Fine-tuning - tokenize before or when doing a forward pass over batches

Hello everyone,

I have one question regarding performance when fine-tuning over a QA dataset like MSMARCO where you have ~8.8M passages.

My question comes after analyzing several fine-tune tutorials like Fine-tuning with custom datasets.

What is the best approach regarding performance when to tokenize when doing fine-tuning?

  1. Tokenize the entire dataset (calculate input_ids and attention_mask before iterating over Dataloader batches when doing a model forward pass). This approach is the one used in the tutorial above (Question Answering with SQuAD 2.0).

  2. Tokenize and do a model forward pass when iterating over Dataloader batches.

The first approach has the advantage of not performing tokenization for every epoch of the loop. However, it leads to greater disk allocation (since we need to store these input_ids) and higher disk seeks and reads, which for such a dataset like MSMARCO can harm performance.

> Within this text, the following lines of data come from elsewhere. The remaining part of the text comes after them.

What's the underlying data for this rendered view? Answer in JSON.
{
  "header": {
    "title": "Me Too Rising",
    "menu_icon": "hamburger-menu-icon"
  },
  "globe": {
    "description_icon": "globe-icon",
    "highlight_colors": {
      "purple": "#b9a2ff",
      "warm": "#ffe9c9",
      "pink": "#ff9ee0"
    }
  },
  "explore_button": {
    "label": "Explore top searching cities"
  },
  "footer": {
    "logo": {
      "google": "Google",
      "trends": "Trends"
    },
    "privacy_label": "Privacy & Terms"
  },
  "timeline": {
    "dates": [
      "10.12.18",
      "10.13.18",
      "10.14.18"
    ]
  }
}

Also, I am not sure if you can use Hugging Face datasets, which helps with loading data throughput (“loading a 18GB dataset like English Wikipedia allocate 9 MB in RAM and you can iterate over the dataset at 1-2 GBit/s in python.”) since you wrap it to a dataloader as we can observe in the datasets Quick tour

import torch
dataset.set_format(type='torch', columns=['input_ids', 'token_type_ids', 'attention_mask', 'labels'])
dataloader = torch.utils.data.DataLoader(dataset, batch_size=32)
next(iter(dataloader))

The second approach has the disadvantage of performing tokenization for every epoch, but since it calculates these tokens for every batch it does not need to perform disk seeks and reads because it can probably store these vectors in RAM.

Honestly, I have not found many fine-tunes with the second approach. What is your opinion about these two approaches to maximize performance when training?

1 Like

Hi, is there any answer about this yet?
I’d like to know aboit this issue too.
If anyone have answer please help.

I would love to see some clarification on this. In the context of image/text models its difficult to know which will be the optimal approach.

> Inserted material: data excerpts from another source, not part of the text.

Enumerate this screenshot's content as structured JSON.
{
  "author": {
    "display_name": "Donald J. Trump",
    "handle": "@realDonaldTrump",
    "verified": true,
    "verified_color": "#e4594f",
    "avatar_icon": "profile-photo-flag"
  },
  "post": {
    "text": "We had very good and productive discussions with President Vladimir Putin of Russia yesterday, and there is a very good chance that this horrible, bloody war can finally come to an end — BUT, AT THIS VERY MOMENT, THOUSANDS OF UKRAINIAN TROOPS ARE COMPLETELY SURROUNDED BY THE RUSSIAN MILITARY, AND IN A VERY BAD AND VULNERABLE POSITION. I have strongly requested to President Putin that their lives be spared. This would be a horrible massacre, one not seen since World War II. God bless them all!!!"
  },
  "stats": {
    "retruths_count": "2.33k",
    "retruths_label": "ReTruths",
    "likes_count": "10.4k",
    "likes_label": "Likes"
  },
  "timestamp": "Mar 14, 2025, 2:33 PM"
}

For now I tend to use the tokeniser (or processor in my case) within the data collator which pulls in a single batch as and when it is required. I do this so that the padding is correct for all items in a given batch.

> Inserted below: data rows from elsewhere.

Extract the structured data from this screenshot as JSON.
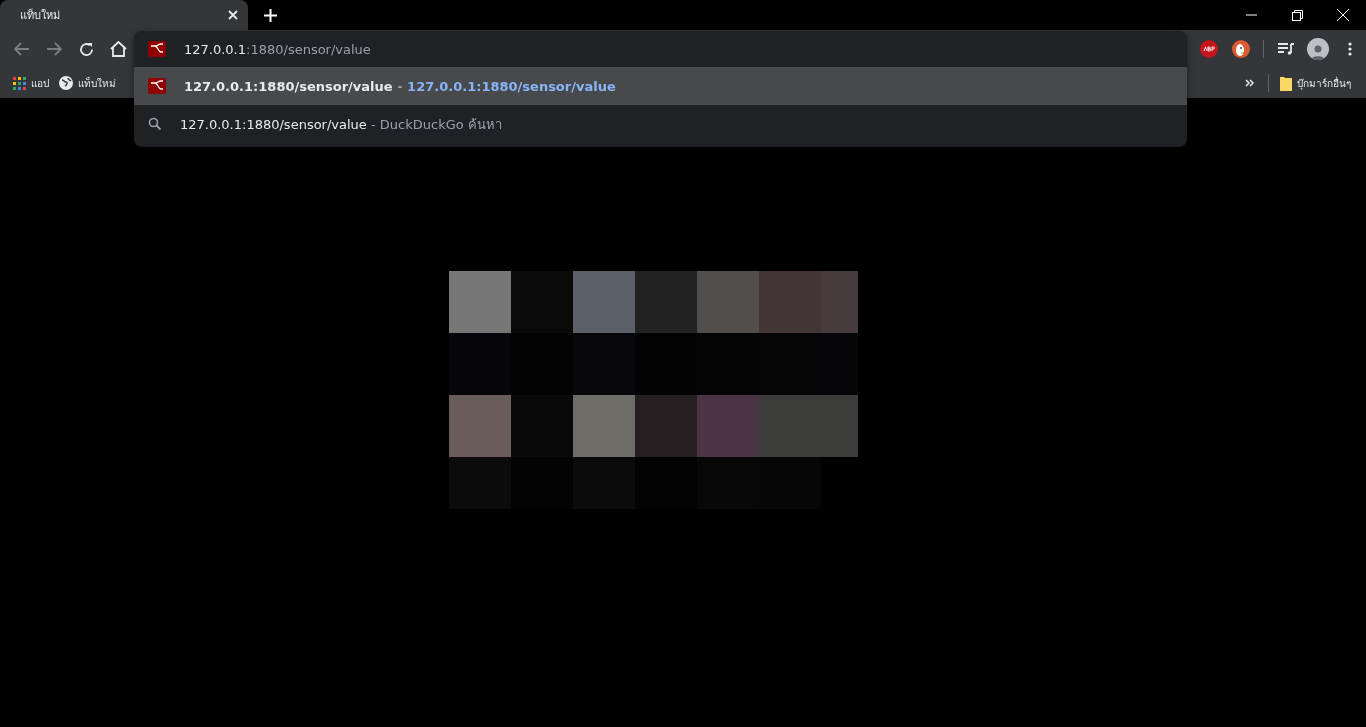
{
  "tabs": [
    {
      "title": "แท็บใหม่",
      "selected": true
    }
  ],
  "omnibox": {
    "host": "127.0.0.1",
    "path": ":1880/sensor/value"
  },
  "suggestion_separator": "-",
  "suggestions": [
    {
      "kind": "url",
      "selected": true,
      "text": "127.0.0.1:1880/sensor/value",
      "description": "127.0.0.1:1880/sensor/value"
    },
    {
      "kind": "search",
      "selected": false,
      "text": "127.0.0.1:1880/sensor/value",
      "description": "DuckDuckGo ค้นหา"
    }
  ],
  "bookmarks": [
    {
      "kind": "apps",
      "label": "แอป"
    },
    {
      "kind": "site",
      "label": "แท็บใหม่"
    }
  ],
  "other_bookmarks": "บุ๊กมาร์กอื่นๆ"
}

Though when work with text only, it often does not require much time to just tokenise everything in one go.

I think performance wise…tokenising on the batch level is actually better because you inputs will only be as big as they need to be. whereas if you tokenise ahead of time then all of your inputs are max_length. Though, I am unsure as to how much this would impact performance.

I may experiment with this soon to see what works best, if I get any solid stats I will let you both know.